Y ahora, él estaba de pie serenamente al borde del pabellón de flores colapsando, ni triste ni emocionado, ni feliz ni enfadado, manteniendo un equilibrio sereno como si todo aún fuera la madrugada cuando el sol se levantaba por primera vez en ese bosque. Pero estaba a punto de enfrentar el momento de cambiar su destino para siempre.
Por esto, ya había pagado el precio.
Di algunos pasos hacia atrás, mi corazón luchaba intensamente, y luego me detuve abruptamente.
No podía soportar verlo morir así. No podía soportar verlo enterrado con el colapso de todo. Y ciertamente no podía soportar presenciar este patio que había llevado innumerables historias desaparecer.
Spil, la diosa y todos los demás sirvientes, guerreros y doncellas que nunca había conocido antes habían existido, y este jardín era su único testigo.
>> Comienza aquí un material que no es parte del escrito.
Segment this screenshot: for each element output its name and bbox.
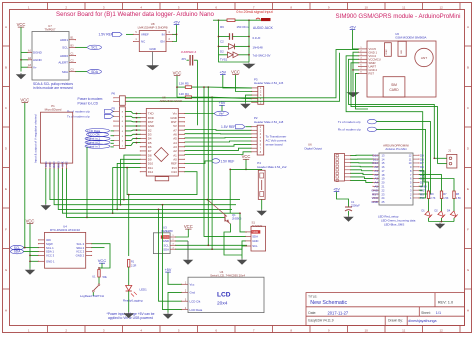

¿Cómo podría mirarlo desaparecer en una soledad interminable, convirtiendo mitos en simples mitos, leyendas en simples leyendas? En cien o mil años, todo estaría almacenado en la base de datos de un museo como antigüedades o fósiles, pero nadie comprendería jamás el viento, la helada, la lluvia y las alegrías y tristezas contenidas dentro.
Lo vi. No estaba desamparado, y tenía que hacer algo al respecto.
Mientras me daba la vuelta y corría de vuelta, Spil se paró confundido y dijo ansiosamente:
—¿Qué estás haciendo? Niño, apresúrate y vete. Tu madre te espera afuera. ¡No la hagas sentir triste!
—Mamá no estará triste porque yo saldré a salvo —esquivé el intento de Spil de agarrar mi collar con sus dientes afilados y dije—, y tú, Spil, también estarás a salvo. Este patio y esta tierra estarán seguros. Los liberaré a todos de la soledad. La diosa no será olvidada, tú no serás olvidado, y nada de aquí será olvidado.
—¿Qué estás diciendo? ¿Estás loco? —Spil abrió mucho los ojos y gruñó suavemente—. Apresúrate, este lugar no se sostendrá mucho más. ¡No seas terco, niño!
Ignoré sus palabras, sintiendo el corazón ardiente en mi pecho, sabiendo que estaba haciendo lo correcto.
Podía sentir el regalo que la diosa me había dado, deseoso de ser liberado. Era una cerradura pero también un arma, un libro, o una puerta. Podía convertirse en cualquier cosa que deseara. Era la bendición de la diosa, un privilegio que se me había concedido.